In this podcast episode, AAI President Diana Moss sits down with two airline pilots, Kelly Ison and Eric McEldowney, to talk about the effect of airline consolidation on labor workforces. There have been almost 20 airline mergers involving U.S. carriers in the last two decades, six of which have involved mergers of major legacy and low-cost carriers. Today, the sector is dominated by a tight oligopoly of carriers. But consolidation continues, with merger proposals such as JetBlue and Spirit, joint ventures like the Northeast Alliance codeshare, and increasing complexity in the international immunized airline alliances. While the effect of consolidation on consumers remains important, not enough has been said about effects on labor. This episode fills this gap. Moss, Ison, and McEldowney do a deep dive into airline consolidation and how it affects pilots. Their discussion ranges from changes in the industry since airline deregulation in the late 1970s, to consolidation and loss of competition, to policy proposals for promoting competition in airlines for the benefit of airline labor forces.

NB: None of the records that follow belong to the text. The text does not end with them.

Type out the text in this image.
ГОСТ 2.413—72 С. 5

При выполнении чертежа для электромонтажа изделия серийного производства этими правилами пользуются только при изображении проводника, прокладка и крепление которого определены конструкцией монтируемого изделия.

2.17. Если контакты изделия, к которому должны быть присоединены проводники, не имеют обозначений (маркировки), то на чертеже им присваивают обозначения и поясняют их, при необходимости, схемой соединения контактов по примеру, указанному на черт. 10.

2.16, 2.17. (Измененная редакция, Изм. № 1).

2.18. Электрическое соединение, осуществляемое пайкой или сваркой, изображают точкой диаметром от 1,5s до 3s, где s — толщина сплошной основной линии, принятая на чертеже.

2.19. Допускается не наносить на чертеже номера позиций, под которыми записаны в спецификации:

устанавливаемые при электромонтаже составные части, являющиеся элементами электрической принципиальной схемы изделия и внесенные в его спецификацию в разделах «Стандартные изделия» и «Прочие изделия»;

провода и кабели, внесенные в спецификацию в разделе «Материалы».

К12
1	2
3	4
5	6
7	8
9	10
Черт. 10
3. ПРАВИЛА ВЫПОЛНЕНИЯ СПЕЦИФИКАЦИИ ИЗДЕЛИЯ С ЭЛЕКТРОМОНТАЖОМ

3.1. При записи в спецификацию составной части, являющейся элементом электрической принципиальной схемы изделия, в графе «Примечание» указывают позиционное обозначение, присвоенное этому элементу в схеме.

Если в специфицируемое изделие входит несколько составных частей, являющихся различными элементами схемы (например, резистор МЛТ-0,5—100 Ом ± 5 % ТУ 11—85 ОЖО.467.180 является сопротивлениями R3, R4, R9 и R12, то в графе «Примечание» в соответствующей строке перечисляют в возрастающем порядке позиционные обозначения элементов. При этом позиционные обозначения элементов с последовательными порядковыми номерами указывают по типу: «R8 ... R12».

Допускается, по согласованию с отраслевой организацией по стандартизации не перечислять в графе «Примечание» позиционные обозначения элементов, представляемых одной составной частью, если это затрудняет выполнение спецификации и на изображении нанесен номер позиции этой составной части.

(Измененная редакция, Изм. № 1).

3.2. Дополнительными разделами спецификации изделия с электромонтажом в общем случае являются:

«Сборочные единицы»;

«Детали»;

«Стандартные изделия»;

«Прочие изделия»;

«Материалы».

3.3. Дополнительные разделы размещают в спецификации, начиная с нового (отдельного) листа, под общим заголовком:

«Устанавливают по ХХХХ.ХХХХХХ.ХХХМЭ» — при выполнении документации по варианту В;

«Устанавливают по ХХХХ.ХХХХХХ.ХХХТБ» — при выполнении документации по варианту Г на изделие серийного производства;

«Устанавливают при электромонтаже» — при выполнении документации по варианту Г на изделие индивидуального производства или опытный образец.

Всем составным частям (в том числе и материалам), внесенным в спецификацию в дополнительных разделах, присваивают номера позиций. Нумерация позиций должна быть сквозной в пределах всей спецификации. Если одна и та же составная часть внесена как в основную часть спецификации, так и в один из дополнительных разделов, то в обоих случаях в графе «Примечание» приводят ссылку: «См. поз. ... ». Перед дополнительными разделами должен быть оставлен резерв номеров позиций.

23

Kelly Ison began his airline career as a pilot for Piedmont Airlines, serving as Chair of the ALPA Negotiating Committee, and leading high-profile projects for US Airways. Kelly is a Captain for American Airlines on the Airbus 320. He is Chair of the International Alliance Committee for the Allied Pilots Association and a member of APA’s strategic planning team. He lectures on airline economics and competition at the University of Westminster’s Aviation Masters program.
Eric McEldowney grew up wanting to be a pilot. He took his first biplane ride at the Flying Circus in Bealeton, VA at age 10 and was hooked. Eric built his flying experience through instruction, flying air ambulance, and commuter airlines. He has 23 years of experience flying at major airlines and is presently a captain on the Airbus 320. Eric currently serves on the APA’s Strategic Planning Committee.